If happy hour has taught us well-lubricated lushes anything, it's that drinking on an empty stomach is a recipe for stupidity, especially if you drink like we do. So if you're smart, you'll spend your next happy hour (and those after it) at Panzano, where, from 2:30 to 6 p.m. daily in the convivial lounge, attentive tenders pour $3 draft beers, including Guinness and Moretti; $4 wines by the glass; and profoundly trippy but delicious cocktails. But as irresistible as we find the liquor, it's chef Elise Wiggins's $3 and $4 happy-hour, happy-food deals that really knock us out. Her culinary prowess shows up all over the dishes: in the Hazel Dell mushroom-stuffed crepes with fonduta sauce, in the duck-liver mousse with Parmesan doughnuts, in the speck-and-pear pizza capped with Gorgonzola and drizzled with rosemary honey and a light baptizing of truffle oil. May all your hours be as happy as those you spend here.

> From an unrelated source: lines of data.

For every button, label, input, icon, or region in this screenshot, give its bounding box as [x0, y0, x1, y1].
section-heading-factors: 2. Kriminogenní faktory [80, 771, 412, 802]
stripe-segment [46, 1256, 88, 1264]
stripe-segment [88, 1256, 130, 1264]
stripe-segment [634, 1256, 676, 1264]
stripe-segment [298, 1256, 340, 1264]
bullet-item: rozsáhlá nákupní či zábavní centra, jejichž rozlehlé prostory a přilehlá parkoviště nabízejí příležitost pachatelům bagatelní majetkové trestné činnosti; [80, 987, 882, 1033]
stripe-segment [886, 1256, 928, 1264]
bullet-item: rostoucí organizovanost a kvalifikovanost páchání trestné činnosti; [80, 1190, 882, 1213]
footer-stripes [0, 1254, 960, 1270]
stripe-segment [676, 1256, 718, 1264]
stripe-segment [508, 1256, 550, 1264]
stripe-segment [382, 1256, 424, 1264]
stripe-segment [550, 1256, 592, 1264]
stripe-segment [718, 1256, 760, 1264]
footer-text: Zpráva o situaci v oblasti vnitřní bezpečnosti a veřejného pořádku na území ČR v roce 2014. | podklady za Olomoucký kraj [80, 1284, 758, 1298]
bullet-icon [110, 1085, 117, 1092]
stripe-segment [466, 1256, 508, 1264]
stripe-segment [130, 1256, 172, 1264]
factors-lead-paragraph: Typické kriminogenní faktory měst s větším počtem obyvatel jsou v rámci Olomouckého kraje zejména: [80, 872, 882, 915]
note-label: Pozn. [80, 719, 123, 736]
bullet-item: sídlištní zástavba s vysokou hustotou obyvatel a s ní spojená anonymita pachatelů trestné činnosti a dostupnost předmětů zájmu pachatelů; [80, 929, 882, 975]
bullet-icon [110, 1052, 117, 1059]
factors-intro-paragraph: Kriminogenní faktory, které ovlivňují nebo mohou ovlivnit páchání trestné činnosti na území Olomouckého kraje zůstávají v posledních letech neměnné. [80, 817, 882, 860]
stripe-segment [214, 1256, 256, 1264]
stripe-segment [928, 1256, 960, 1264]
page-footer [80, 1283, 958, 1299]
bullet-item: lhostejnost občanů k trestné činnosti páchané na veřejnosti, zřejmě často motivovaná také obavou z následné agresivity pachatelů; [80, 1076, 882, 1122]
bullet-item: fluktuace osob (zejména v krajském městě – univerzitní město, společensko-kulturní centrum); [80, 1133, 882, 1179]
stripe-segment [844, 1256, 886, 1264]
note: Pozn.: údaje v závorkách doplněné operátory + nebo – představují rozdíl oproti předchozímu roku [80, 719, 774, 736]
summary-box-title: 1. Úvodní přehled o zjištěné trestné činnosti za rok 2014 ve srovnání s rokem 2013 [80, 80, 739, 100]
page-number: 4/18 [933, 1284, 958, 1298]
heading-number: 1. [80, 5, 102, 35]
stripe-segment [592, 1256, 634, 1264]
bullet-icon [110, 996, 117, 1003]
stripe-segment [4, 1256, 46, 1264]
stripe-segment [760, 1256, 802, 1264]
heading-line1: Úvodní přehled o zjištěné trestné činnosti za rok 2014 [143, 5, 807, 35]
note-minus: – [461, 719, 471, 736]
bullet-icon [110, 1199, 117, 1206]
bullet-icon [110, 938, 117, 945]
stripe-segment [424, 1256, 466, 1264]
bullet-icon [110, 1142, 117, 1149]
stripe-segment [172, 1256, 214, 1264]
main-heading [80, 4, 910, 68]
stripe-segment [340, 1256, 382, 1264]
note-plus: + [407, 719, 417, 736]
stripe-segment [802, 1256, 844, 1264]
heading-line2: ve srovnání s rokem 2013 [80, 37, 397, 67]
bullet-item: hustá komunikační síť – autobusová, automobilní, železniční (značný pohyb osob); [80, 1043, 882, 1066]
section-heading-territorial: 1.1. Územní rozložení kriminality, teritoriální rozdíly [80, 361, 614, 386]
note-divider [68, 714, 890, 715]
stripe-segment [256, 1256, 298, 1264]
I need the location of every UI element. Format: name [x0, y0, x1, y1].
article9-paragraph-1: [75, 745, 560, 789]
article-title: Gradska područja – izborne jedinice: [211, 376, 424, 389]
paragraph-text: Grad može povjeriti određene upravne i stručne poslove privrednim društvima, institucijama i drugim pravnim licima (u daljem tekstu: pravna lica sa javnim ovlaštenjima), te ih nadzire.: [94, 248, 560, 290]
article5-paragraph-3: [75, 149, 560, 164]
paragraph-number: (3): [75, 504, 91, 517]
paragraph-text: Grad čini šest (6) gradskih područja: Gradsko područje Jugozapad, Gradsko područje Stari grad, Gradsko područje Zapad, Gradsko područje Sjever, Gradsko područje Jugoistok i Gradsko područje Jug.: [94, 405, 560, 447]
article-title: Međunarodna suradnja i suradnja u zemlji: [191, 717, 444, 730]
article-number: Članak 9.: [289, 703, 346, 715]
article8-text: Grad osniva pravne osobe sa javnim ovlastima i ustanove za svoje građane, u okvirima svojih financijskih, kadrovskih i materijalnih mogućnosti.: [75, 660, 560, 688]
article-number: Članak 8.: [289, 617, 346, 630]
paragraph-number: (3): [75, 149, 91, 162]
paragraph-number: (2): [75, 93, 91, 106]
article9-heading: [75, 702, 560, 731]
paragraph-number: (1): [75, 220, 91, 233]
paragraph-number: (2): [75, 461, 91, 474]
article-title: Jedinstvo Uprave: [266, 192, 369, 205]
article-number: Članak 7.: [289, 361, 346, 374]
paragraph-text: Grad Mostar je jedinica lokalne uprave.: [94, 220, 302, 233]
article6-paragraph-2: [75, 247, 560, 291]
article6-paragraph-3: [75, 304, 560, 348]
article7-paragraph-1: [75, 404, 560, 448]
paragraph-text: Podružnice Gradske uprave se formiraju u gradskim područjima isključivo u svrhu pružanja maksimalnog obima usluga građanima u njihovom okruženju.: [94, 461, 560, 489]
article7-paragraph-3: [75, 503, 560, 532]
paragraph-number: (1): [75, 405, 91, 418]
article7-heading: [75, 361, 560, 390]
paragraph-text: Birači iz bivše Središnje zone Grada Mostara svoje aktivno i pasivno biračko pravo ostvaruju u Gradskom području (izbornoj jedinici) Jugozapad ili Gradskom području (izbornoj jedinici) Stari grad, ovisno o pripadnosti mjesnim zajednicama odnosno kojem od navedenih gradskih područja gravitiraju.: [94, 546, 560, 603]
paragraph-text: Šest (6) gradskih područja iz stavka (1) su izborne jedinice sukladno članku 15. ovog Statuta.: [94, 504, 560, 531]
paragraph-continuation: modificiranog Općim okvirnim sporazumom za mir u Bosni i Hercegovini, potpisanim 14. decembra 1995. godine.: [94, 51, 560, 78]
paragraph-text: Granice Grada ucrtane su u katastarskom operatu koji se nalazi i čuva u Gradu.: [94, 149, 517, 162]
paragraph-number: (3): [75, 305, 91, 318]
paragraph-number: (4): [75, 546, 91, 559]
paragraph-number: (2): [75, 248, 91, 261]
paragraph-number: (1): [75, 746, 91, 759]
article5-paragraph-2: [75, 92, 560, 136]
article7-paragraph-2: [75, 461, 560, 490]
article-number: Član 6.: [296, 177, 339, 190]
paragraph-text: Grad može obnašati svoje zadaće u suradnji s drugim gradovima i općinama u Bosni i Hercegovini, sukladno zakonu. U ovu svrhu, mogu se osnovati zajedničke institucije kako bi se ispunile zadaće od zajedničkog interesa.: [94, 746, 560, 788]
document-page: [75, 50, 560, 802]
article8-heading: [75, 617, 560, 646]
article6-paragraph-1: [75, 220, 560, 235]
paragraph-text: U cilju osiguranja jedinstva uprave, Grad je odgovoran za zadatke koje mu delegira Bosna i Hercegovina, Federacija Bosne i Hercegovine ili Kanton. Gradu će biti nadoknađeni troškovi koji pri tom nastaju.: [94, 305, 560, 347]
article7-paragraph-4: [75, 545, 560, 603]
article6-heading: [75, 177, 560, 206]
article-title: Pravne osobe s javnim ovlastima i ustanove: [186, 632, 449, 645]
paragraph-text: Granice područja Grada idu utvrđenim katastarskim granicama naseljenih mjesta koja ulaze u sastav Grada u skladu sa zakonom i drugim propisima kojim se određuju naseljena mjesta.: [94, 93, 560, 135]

Best Vegetarian Dish in a Non-Vegetarian Restaurant

Izakaya Den

Izakaya Den
Izakaya Den

What do otherwise dedicated carnivores eat when they think no one's watching? Seaweed salad at Izakaya Den, a tide of flashy green algae, weeds and leaves, pink grapefruit wedges, pencil-thin rods of asparagus and sliced apples tossed in a stark white, square bowl, sprinkled with sesame seeds and dressed with a citrus-y spray. The salad is included on the vast menu among many other temptations — sushi, sashimi, udon and unagi bowls, tempura, Kobe beef sliders and miso black cod — and while the kitchen at Izakaya Den does all of those things very, very well, the bright, acidic flavors of this salad make it a standout.

Basta

Pizzaiolo Kelly Whitaker learned how to make pizza in Italy, then brought that knowledge to Boulder, where he recently opened Pizzeria Basta. Boulder already has some of the best restaurants in the state, Frasca and L'Atelier among them; can an artisan pizza joint share in their stardom? There's no question that Whitaker has every intention of trying. He makes his dough using a fifty-year-old starter kit from Naples; he sources as many ingredients as he can from local suppliers, farmers and vendors; he pickles his own vegetables, crafts his own mozzarella and ricotta, cures his own pancetta and makes his own sausage, all of which are noble endeavors. But Whitaker really displays his skills when he puts everything together: The slightly misshapen crusts, properly salted and scorched in all the right spots, are surfaced with a remarkably fresh tomato sauce and mouthfuls of inspired meats and vegetables.

Elway's Cherry Creek

Who would have thought, in a town flush with cantinas, taquerías, carnicerías and Mexican markets, that Denver's best red chile would come from the kitchen of a full-blooded steakhouse? While the Cherry Creek Elway's is best known for its slabs of steer, chef Tyler Wiard's New Mexican-style red chile, which he drapes over his steak enchiladas, is worthy of worship. We can't get enough of this smooth, slightly bitter purée, which is sharply punctuated with the savory, spicy and earthy nuances of ground chiles.

Chili Verde (MOVED)

When Chili Verde opened last summer with a skeleton staff, sporadic hours and no liquor license, owners and brothers Eder and Hanzel Yañez-Mota seduced the city with their crazy-good Pueblan food, a showcase of complexly spiced moles, remarkably good ceviche and pudgy rellenos uniquely packaged with peaches, plantains and nuts. And then they pulled out all the stops with a delicious plate of delicate crepes, rolled with shredded chicken and draped with a faintly spicy cream sauce sweetened with corn and laced with ropes of onions and charred poblanos scented with smoke.